E a magia não se deve só a metamorfose que sofrem para se tornarem na conjugação de curvas míticas que muitos conhecem de cor. A magia vem também dos artistas que lá se mostram ao mundo. Homens e mulheres de um talento único, que fazem da capacidade de andar depressa uma arte que encanta milhões. Homens e mulheres que ignoram o risco e vão para o asfalto lutar contra o tempo. Uma busca incessante pela perfeição que se traduz num número frio, que define uma ordem. Uma luta onde todos querem chegar primeiro, mas nem todos têm a arte para tal. Uma luta que depois se transforma também, e se torna num duelo, onde homens e máquinas medem forças e aí também apenas os melhores  e mais astutos conseguem sair vencedores. É talvez por isso que os citadinos têm uma magia única, pois para vencer lá é preciso ser especial. E como só os melhores poderem saborear o champanhe da vitória,  os fãs olham para os citadinos com um respeito ainda maior.
E tudo isto faz mudar o que rodeia o circuito. A cidade que recebe a prova molda-se para se adequar as exigências, o que nem sempre agrada quem lá vive. Mas a cidade ganha um colorido e uma vida difíceis de qualificar. A festa que se vive nesses dias, a agitação, o clima de euforia dá até à mais pacata das cidades uma aura diferente. Mais luminosa. Um sinal claro que a vida não tem de ser pálida e controlada.

Temos a sorte de viver num dos melhores citadinos do mundo. Perdoem-nos a presunção, mas acreditamos genuinamente que os deuses das corridas olharam para Vila Real com um carinho especial e deram-lhe uma combinação difícil de igualar. O “carrocel” da Maria do Carmo, que vai dar a mítica curva da Cipreste, a porta para a espectacular recta de Mateus, que desce vertiginosamente até a Araucária. É um espectáculo digno de ser visto. A primeira vez que vimos os carros a fazerem a segunda e Mateus e a engrenarem sucessivas reduções é algo que fica para sempre gravado.
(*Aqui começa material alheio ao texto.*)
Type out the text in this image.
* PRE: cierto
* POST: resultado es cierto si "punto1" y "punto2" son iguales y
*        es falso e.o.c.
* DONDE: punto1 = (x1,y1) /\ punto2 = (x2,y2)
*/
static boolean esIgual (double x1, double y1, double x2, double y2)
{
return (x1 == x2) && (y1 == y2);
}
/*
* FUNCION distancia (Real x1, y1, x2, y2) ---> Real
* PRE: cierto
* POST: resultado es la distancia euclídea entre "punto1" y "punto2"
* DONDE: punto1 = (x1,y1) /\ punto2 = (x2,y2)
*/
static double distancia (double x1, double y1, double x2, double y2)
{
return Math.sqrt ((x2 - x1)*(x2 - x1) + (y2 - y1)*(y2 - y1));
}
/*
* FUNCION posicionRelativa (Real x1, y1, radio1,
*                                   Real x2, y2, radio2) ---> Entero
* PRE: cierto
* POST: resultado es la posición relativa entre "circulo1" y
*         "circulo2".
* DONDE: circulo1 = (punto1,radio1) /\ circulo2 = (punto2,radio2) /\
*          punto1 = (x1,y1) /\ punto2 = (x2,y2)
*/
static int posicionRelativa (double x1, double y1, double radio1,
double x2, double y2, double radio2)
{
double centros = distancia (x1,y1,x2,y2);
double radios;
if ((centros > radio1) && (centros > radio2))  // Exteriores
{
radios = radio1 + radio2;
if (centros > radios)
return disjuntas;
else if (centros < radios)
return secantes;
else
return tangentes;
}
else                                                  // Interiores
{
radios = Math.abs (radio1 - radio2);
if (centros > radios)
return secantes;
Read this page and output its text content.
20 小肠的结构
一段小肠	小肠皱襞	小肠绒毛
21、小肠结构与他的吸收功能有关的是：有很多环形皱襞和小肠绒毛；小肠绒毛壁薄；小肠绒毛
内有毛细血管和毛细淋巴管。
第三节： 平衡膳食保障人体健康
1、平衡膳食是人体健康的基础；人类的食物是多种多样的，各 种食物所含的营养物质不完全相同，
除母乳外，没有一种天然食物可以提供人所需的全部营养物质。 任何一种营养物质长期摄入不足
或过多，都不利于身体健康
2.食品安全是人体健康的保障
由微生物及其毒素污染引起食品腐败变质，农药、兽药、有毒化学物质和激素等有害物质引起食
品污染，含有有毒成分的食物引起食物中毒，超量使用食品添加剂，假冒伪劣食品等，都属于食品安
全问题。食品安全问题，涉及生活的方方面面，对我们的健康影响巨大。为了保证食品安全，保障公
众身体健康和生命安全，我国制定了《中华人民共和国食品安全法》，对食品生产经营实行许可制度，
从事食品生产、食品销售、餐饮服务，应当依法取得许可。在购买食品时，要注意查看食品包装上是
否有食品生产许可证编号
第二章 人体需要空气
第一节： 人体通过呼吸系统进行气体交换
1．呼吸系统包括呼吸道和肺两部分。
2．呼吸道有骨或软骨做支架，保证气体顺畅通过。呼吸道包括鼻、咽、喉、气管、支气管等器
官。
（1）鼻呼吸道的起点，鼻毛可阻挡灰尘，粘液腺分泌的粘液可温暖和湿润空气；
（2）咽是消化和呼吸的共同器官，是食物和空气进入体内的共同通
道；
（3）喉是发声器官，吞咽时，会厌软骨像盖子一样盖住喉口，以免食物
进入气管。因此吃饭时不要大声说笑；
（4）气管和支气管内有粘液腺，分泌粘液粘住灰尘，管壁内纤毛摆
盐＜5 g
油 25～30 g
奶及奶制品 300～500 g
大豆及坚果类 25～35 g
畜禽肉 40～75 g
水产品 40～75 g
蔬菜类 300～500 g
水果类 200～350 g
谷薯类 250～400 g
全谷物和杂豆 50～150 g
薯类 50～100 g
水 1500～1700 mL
E é talvez esse o grande segredo. Quem vê as corridas num citadino sente-as de forma diferente. A sensação de velocidade é maior, o som é mais arrepiante, o ambiente é de maior comunhão. As pessoas vão com mais facilidade ver as corridas num citadino do que numa pista desviada. O nacional de velocidade ganhou e muito com o regresso de Vila Real e ganharia ainda mais se Vila do Conde, por exemplo, também regressasse. A proximidade do espectáculo com as pessoas é o ponto chave que tornam tudo isto muito mais belo. Num autódromo a divisão é muito mais hermética e fria… de um lado os carros, do outro os fãs. Num citadino há uma comunhão e proximidade maior.

Os citadinos são uma dor de cabeça para quem organiza, quem vive na cidade e para quem lá corre. Mas no final todos concordam que são das melhores coisas que se pode ver. Mesmo quem não gosta de corridas fica contagiado, embora não o admita. E quem gosta fica extasiado. E até os citadinos mais recentes como Baku, são capazes de dar corridas loucas em que o resultado é quase sempre inesperado. Os citadinos como Vila Real ou Mónaco, podem não dar o número de ultrapassagens que muitos gostariam, mas são de uma exigência tal que  voltamos a sentir aquela admiração pelos pilotos, que volta após volta vão rasando as protecções. Nos autódromos podemos ter a tentação de pensar “era capaz de fazer igual”. Num circuito citadino não. E são poucas as pistas mais fascinantes e que conseguem criar um apelo tão grande quanto os citadinos.

O mundo precisa de mais circuitos destes. Nós temos a felicidade de percorrer um todos os dias. E talvez por isso esta paixão seja tão grande.